Contact probability “difference maps” obtained from MD simulations. These plots are the differences between the maps shown in Fig. 6, focusing on residues 386–399. Red indicates that a particular contact is more likely in the first system listed, whereas blue indicates that the contact becomes less populated. A represents the difference (diff) between the phosphorylated STIM1 sequence and the same sequence in wildtype STIM1, whereas B represents the difference between the same sequence in the phosphomimetic T389E mutant STIM1 and wildtype STIM1. The image in C shows the difference between the data for the phosphorylated STIM1 and the corresponding data for the T389E-STIM1.

Figure 8.

A, whole-cell current–voltage relationships for both CRAC channels and ARC channels in WT cells.
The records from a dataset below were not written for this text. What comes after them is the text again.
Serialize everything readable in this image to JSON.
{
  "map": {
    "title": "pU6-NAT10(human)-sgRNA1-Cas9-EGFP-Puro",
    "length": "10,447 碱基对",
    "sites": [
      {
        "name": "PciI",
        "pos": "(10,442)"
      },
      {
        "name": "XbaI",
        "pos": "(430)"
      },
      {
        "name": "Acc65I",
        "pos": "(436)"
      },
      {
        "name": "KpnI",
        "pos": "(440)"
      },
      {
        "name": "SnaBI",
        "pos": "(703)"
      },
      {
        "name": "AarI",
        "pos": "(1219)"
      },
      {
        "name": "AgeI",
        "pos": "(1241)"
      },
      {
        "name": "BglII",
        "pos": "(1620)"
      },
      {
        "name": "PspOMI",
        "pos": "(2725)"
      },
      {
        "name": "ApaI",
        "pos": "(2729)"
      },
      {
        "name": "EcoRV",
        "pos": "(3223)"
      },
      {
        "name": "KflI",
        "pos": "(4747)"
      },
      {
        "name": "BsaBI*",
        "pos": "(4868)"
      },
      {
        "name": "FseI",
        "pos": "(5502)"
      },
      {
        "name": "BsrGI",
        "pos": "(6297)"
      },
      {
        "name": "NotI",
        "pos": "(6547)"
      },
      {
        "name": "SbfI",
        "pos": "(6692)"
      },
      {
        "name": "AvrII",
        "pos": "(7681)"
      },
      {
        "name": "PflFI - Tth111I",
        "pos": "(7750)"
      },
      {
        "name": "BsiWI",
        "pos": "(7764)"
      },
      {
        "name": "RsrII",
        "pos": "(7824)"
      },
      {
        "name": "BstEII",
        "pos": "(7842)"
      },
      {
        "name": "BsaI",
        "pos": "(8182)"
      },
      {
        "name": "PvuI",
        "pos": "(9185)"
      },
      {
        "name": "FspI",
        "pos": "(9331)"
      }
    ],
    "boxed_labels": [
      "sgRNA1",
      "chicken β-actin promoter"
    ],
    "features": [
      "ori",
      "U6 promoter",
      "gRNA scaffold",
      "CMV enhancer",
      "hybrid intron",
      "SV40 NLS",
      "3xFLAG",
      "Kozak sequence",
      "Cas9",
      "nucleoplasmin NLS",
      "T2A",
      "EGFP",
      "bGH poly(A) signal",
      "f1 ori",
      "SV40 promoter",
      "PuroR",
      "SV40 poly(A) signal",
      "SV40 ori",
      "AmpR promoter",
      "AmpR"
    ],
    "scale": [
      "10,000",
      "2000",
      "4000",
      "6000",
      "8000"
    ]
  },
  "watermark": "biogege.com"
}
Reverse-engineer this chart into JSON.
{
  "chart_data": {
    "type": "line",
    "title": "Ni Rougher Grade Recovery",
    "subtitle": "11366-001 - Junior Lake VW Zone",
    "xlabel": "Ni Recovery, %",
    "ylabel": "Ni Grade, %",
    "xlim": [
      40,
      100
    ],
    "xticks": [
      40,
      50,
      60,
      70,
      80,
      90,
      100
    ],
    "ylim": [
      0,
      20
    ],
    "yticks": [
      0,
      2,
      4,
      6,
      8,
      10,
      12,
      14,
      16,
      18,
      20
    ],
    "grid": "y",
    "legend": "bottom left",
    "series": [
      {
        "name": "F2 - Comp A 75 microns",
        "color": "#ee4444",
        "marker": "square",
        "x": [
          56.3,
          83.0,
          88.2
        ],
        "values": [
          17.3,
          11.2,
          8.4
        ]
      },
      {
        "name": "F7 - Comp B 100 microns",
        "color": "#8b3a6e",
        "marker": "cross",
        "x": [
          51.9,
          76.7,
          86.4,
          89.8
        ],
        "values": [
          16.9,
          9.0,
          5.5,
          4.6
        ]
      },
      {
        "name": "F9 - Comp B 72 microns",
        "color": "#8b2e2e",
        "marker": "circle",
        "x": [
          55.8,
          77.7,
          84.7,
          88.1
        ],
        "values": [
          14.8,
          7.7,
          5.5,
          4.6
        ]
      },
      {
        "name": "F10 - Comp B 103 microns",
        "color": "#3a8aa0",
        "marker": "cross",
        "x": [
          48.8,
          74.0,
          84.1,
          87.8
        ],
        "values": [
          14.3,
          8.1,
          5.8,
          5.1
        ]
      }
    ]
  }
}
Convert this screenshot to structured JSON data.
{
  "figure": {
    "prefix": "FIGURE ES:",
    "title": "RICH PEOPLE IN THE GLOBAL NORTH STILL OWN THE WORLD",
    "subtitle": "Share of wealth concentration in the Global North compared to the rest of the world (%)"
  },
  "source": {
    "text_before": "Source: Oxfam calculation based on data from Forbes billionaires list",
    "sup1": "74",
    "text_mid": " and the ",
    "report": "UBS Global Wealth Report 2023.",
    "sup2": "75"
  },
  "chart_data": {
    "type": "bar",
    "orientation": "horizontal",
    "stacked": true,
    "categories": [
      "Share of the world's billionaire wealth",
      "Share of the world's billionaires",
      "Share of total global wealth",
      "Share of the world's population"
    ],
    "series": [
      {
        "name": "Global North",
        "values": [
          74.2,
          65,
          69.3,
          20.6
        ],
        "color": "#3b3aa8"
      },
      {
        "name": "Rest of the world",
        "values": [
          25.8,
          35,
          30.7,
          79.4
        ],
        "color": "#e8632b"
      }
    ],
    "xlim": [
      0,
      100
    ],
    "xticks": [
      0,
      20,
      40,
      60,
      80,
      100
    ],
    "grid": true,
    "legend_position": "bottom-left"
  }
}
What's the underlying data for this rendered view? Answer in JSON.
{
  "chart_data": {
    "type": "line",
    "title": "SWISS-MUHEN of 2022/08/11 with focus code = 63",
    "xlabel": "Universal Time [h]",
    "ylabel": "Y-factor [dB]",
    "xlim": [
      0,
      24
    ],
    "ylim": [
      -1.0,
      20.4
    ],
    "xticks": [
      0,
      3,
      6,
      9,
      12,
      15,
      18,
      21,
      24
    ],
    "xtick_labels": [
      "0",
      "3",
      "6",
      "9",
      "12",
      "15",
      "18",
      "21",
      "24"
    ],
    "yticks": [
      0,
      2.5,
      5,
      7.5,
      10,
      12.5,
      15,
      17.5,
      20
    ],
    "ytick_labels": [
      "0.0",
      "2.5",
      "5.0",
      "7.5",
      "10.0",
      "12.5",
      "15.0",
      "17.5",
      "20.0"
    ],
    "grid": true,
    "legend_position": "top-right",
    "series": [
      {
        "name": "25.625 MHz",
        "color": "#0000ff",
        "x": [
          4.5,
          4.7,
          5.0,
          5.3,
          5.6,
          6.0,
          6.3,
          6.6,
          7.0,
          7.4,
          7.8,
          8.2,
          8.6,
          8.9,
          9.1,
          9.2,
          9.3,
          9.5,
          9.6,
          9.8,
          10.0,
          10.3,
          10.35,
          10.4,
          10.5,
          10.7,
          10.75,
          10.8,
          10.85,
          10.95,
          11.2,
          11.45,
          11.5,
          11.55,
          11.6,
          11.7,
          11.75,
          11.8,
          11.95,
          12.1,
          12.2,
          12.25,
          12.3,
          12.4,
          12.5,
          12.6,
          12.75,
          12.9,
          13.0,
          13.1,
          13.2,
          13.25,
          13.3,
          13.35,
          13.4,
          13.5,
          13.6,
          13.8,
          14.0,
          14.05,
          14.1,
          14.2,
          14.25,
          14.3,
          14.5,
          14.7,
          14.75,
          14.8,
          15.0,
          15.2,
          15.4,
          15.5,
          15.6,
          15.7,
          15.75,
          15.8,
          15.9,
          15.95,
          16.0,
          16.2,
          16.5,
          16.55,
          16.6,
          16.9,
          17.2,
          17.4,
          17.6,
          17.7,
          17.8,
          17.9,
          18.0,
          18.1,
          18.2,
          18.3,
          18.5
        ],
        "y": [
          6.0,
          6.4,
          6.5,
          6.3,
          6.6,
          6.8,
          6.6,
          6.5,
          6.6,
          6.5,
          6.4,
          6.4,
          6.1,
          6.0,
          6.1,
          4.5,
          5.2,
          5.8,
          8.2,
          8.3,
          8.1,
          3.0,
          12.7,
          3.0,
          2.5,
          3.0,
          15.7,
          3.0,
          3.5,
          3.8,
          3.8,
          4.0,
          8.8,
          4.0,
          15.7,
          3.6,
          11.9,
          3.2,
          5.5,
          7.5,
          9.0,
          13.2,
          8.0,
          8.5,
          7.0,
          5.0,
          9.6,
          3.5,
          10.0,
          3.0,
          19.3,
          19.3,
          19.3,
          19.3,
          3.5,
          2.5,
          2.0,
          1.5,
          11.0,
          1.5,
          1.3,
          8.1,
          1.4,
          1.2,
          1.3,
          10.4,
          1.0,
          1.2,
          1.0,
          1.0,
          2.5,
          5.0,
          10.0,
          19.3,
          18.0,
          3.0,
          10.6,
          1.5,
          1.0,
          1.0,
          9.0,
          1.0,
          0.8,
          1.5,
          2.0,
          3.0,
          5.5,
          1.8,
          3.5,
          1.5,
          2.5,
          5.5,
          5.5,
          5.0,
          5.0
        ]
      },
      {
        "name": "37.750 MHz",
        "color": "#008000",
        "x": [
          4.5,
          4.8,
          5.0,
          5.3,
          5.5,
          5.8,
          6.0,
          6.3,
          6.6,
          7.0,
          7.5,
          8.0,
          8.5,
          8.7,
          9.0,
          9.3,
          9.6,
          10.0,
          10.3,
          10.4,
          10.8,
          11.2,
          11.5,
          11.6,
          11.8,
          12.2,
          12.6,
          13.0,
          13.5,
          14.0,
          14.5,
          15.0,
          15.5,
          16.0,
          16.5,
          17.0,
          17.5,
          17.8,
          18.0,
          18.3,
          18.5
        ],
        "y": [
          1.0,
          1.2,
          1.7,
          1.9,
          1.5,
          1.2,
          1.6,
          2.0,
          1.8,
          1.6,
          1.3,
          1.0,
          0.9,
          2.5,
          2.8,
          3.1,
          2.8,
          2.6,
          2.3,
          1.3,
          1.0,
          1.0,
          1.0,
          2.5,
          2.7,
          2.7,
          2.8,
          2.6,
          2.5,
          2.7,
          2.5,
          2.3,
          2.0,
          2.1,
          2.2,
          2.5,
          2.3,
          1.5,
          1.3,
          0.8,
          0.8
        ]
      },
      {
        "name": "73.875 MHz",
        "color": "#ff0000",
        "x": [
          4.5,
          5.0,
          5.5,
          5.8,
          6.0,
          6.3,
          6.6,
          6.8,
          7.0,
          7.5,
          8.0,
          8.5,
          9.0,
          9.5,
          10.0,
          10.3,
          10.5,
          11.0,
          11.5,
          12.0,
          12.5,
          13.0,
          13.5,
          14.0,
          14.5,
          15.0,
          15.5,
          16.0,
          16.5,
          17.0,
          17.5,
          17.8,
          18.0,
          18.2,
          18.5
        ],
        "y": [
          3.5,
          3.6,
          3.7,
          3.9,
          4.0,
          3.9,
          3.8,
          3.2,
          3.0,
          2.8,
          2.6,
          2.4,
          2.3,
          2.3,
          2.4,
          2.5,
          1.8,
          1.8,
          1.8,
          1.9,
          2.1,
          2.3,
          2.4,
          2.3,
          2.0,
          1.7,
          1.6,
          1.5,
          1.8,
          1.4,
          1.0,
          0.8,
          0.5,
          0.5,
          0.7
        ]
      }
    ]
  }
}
B, the same currents in cells bearing the G392A-STIM1 mutation. C, the same currents obtained with G392A along with the “CRAC-specific” T389A mutation. The data shown are the whole-cell adenophostin-activated CRAC channel currents (open circles) and AA-activated ARC channel currents (filled circles). Error bars represent the mean ± S.E. (n = 6–7) in each case.

Figure 9.

Representative molecular dynamic snapshots of the STIM1 CC2 terminal helical region. The individual images demonstrate the STIM1 CC2 helical region in wildtype STIM1 and the elongation of this region upon phosphorylation of residue Thr³⁸⁹ (phos-STIM1) or introduction of the T389E phosphomimetic mutation (T389E-STIM1). For comparison, the three images have been aligned at the position of the Thr³⁸⁹ residue (blue dashed line).